Font Size: a A A

Machine-generated content: Creating compelling new content from existing online sources

Posted on:2011-07-21Degree:Ph.DType:Dissertation
University:Northwestern UniversityCandidate:Nichols, NathanFull Text:PDF
GTID:1448390002952230Subject:Computer Science
Abstract/Summary:
Human beings are prolific content producers and consumers. We are constantly talking, telling stories, reading books, drawing cartoons, listening to music, sending emails, watching YouTube, and relaxing with reruns of "The Office". It's not surprising, then, that since almost the dawn of modern computing, researchers have been trying to imbue automated systems with some of our ability to create interesting content. Unfortunately, creating content that is interesting--that others will find genuinely compelling--is extremely difficult to do, for people as well as machines. Furthermore, people have always possessed a distinct advantage over machines when creating content: humans are social creatures, and we are able to use popular culture, shared references and context, existing content, in-jokes, societal memes, and the national zeitgeist as an effective starting point for our own content creation. In contrast, computers have typically been effectively stranded on cultural islands, trying to create and compose in a vacuum.

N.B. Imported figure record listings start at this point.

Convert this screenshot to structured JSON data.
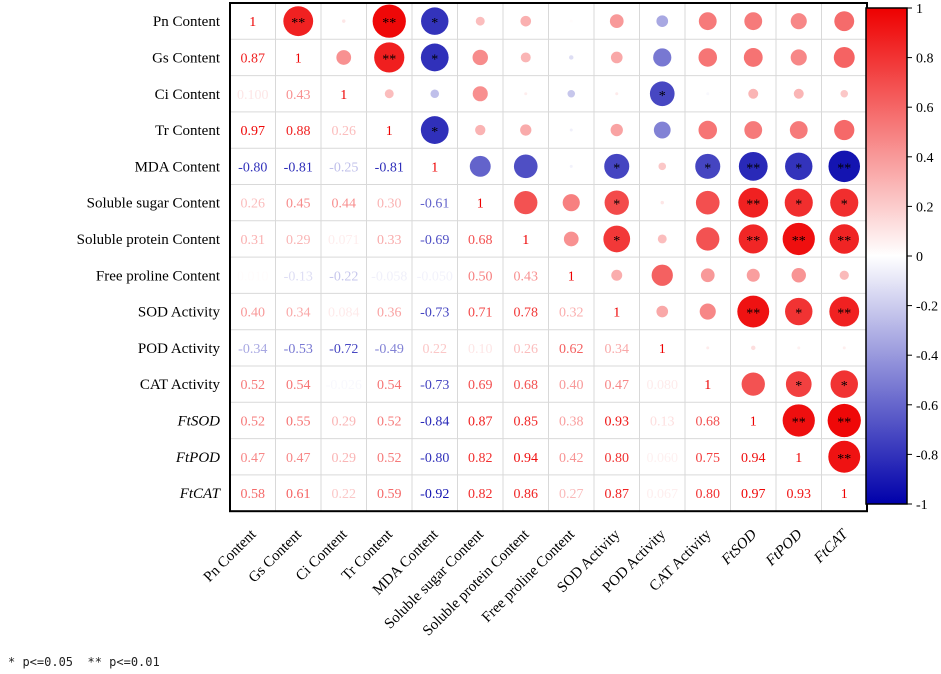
{
  "chart_data": {
    "type": "heatmap",
    "subtype": "correlation-matrix",
    "variables": [
      {
        "name": "Pn Content",
        "italic": false
      },
      {
        "name": "Gs Content",
        "italic": false
      },
      {
        "name": "Ci Content",
        "italic": false
      },
      {
        "name": "Tr Content",
        "italic": false
      },
      {
        "name": "MDA Content",
        "italic": false
      },
      {
        "name": "Soluble sugar Content",
        "italic": false
      },
      {
        "name": "Soluble protein Content",
        "italic": false
      },
      {
        "name": "Free proline Content",
        "italic": false
      },
      {
        "name": "SOD Activity",
        "italic": false
      },
      {
        "name": "POD Activity",
        "italic": false
      },
      {
        "name": "CAT Activity",
        "italic": false
      },
      {
        "name": "FtSOD",
        "italic": true
      },
      {
        "name": "FtPOD",
        "italic": true
      },
      {
        "name": "FtCAT",
        "italic": true
      }
    ],
    "lower_labels": [
      [
        "1"
      ],
      [
        "0.87",
        "1"
      ],
      [
        "0.100",
        "0.43",
        "1"
      ],
      [
        "0.97",
        "0.88",
        "0.26",
        "1"
      ],
      [
        "-0.80",
        "-0.81",
        "-0.25",
        "-0.81",
        "1"
      ],
      [
        "0.26",
        "0.45",
        "0.44",
        "0.30",
        "-0.61",
        "1"
      ],
      [
        "0.31",
        "0.29",
        "0.071",
        "0.33",
        "-0.69",
        "0.68",
        "1"
      ],
      [
        "0.010",
        "-0.13",
        "-0.22",
        "-0.058",
        "-0.050",
        "0.50",
        "0.43",
        "1"
      ],
      [
        "0.40",
        "0.34",
        "0.084",
        "0.36",
        "-0.73",
        "0.71",
        "0.78",
        "0.32",
        "1"
      ],
      [
        "-0.34",
        "-0.53",
        "-0.72",
        "-0.49",
        "0.22",
        "0.10",
        "0.26",
        "0.62",
        "0.34",
        "1"
      ],
      [
        "0.52",
        "0.54",
        "-0.026",
        "0.54",
        "-0.73",
        "0.69",
        "0.68",
        "0.40",
        "0.47",
        "0.080",
        "1"
      ],
      [
        "0.52",
        "0.55",
        "0.29",
        "0.52",
        "-0.84",
        "0.87",
        "0.85",
        "0.38",
        "0.93",
        "0.13",
        "0.68",
        "1"
      ],
      [
        "0.47",
        "0.47",
        "0.29",
        "0.52",
        "-0.80",
        "0.82",
        "0.94",
        "0.42",
        "0.80",
        "0.060",
        "0.75",
        "0.94",
        "1"
      ],
      [
        "0.58",
        "0.61",
        "0.22",
        "0.59",
        "-0.92",
        "0.82",
        "0.86",
        "0.27",
        "0.87",
        "0.067",
        "0.80",
        "0.97",
        "0.93",
        "1"
      ]
    ],
    "significance": [
      {
        "row": 0,
        "col": 1,
        "mark": "**"
      },
      {
        "row": 0,
        "col": 3,
        "mark": "**"
      },
      {
        "row": 0,
        "col": 4,
        "mark": "*"
      },
      {
        "row": 1,
        "col": 3,
        "mark": "**"
      },
      {
        "row": 1,
        "col": 4,
        "mark": "*"
      },
      {
        "row": 2,
        "col": 9,
        "mark": "*"
      },
      {
        "row": 3,
        "col": 4,
        "mark": "*"
      },
      {
        "row": 4,
        "col": 8,
        "mark": "*"
      },
      {
        "row": 4,
        "col": 10,
        "mark": "*"
      },
      {
        "row": 4,
        "col": 11,
        "mark": "**"
      },
      {
        "row": 4,
        "col": 12,
        "mark": "*"
      },
      {
        "row": 4,
        "col": 13,
        "mark": "**"
      },
      {
        "row": 5,
        "col": 8,
        "mark": "*"
      },
      {
        "row": 5,
        "col": 11,
        "mark": "**"
      },
      {
        "row": 5,
        "col": 12,
        "mark": "*"
      },
      {
        "row": 5,
        "col": 13,
        "mark": "*"
      },
      {
        "row": 6,
        "col": 8,
        "mark": "*"
      },
      {
        "row": 6,
        "col": 11,
        "mark": "**"
      },
      {
        "row": 6,
        "col": 12,
        "mark": "**"
      },
      {
        "row": 6,
        "col": 13,
        "mark": "**"
      },
      {
        "row": 8,
        "col": 11,
        "mark": "**"
      },
      {
        "row": 8,
        "col": 12,
        "mark": "*"
      },
      {
        "row": 8,
        "col": 13,
        "mark": "**"
      },
      {
        "row": 10,
        "col": 12,
        "mark": "*"
      },
      {
        "row": 10,
        "col": 13,
        "mark": "*"
      },
      {
        "row": 11,
        "col": 12,
        "mark": "**"
      },
      {
        "row": 11,
        "col": 13,
        "mark": "**"
      },
      {
        "row": 12,
        "col": 13,
        "mark": "**"
      }
    ],
    "upper_display": "circles sized and colored by |r|",
    "lower_display": "coefficient text colored by r",
    "colorbar": {
      "range": [
        -1,
        1
      ],
      "ticks": [
        "1",
        "0.8",
        "0.6",
        "0.4",
        "0.2",
        "0",
        "-0.2",
        "-0.4",
        "-0.6",
        "-0.8",
        "-1"
      ],
      "colors": {
        "negative": "#0000aa",
        "zero": "#ffffff",
        "positive": "#ee0000"
      }
    }
  },
  "footnote": "* p<=0.05  ** p<=0.01"
}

Humans' advantage here is rapidly dissolving, however; as more and more data, information, news, jokes, stories, pictures, and movies move online and become machine-readable, automated systems are able to use these available materials as "grist for the mill" to create their own content. Driven by programmable narrative arcs, such systems can autonomously discover, extract, and refine the vast amounts of information, content, and media already available on the internet; these systems can then intelligently combine and repurpose the material to generate a wholly new, rich, and compelling presentation. Below, I discuss in detail this method for creating "machine-generated content." I also discuss various systems developed in the lab that embody our approach, including one in particular: "News at Seven", an automatically generated news and entertainment show. These systems are rudimentary, but I believe the future is clear: as presentational elements improve, and as more and more data, information, and content move online and become machine-readable, the power, flexibility, and breadth of systems that are able to autonomously create new, personalizable content from these materials will improve likewise. In the not-distant future, I expect that a significant portion of the content we consume on a daily basis will be created by machines.